Nice catch.
I missed the case where N gets reduced to a prime number after division by 2. It was written when I was very new here so pardon me xD. For that case, we need to multiply it by 2.
1 Like
this is my code to find the number of divisors of any number including 1 and n
#include <bits/stdc++.h>
using namespace std;
int process(int n)
{
int ex=1;
long long ans=1;
while(!(n%2)){
n/=2;
ex++;
}
ans=ans*(ex);
for(int i=3;i*i<=n;i+=2){//we will go till root(n) only as after that only one prime would be left or 1
ex=1;
while(!(n%i)){
n/=i;
ex++;
//push I if you want all the primes
}
ans*=(ex);
}
if(n>1) ans*=2;
//push n if you want all the prime factors
return ans;
}
int main()
{
int n;cin>>n;
cout<<process(n);
}
Please let me know if its correct.
1 Like
@vijju123
My code is different from your code by just one line! but I think both our codes are correct(my being faster)
int original_n=n; you have used orginal n after removing the powers of 2
and I am using the modified n after every iteration
but still for all test cases the answers are same…
I think because after every for loop the question becomes find the number of divisors for n with removed powers of the previous prime.

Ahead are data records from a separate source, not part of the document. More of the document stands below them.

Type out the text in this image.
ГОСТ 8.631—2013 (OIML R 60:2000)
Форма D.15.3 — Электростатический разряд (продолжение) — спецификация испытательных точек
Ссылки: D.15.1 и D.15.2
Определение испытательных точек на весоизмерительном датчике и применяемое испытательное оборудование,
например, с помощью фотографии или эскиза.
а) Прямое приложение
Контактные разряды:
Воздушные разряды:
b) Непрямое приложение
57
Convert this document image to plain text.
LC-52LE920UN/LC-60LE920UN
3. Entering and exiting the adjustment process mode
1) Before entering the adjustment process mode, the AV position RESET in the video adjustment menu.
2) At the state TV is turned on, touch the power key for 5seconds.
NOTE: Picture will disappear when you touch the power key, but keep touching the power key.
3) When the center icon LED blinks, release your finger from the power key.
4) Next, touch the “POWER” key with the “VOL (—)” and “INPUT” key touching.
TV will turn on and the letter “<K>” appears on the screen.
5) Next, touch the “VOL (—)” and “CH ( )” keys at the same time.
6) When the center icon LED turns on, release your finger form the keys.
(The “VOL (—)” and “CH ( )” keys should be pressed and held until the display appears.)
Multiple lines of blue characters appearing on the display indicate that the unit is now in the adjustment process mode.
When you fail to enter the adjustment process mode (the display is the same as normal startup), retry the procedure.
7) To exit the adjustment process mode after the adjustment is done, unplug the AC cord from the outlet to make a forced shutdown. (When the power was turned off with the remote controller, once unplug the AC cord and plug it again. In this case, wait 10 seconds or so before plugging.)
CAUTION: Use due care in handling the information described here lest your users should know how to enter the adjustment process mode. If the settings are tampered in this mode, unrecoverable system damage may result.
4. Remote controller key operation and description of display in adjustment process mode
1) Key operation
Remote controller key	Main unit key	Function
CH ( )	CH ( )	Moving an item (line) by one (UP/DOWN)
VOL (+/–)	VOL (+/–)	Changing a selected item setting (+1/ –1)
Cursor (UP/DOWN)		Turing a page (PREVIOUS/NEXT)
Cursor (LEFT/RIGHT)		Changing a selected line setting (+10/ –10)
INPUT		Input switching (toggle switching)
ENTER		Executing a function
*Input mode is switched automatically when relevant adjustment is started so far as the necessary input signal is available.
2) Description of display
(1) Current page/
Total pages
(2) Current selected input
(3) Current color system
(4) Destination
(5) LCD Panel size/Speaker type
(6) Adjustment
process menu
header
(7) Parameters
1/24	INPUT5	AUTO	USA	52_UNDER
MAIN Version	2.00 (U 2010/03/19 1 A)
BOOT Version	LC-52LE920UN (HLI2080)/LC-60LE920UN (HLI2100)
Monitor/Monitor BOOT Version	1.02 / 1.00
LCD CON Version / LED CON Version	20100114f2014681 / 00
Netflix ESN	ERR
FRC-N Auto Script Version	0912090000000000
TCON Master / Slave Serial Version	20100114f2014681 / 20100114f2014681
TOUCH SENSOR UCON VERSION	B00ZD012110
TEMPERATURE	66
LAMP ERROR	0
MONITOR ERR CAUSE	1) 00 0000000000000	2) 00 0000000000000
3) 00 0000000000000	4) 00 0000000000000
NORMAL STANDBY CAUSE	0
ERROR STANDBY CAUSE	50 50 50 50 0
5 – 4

If I am not wrong my code would be faster than yours
Perhaps, but I think that the time complexity of both our codes are same. I dont mind constant factors much 
The derivation is easy.
Suppose the number is p = a^x \times b^y \times c^z...
Every factor of this number should atleast have some power of a or b or c or ...
There are total x+1 powers of a (including a^0)
There are total y+1 powers of b (including b^0)
There are total z+1 powers of c (including c^0)
.
.
.
So total ways to choose a factor are (x+1)\times(y+1)\times(z+1)...
QED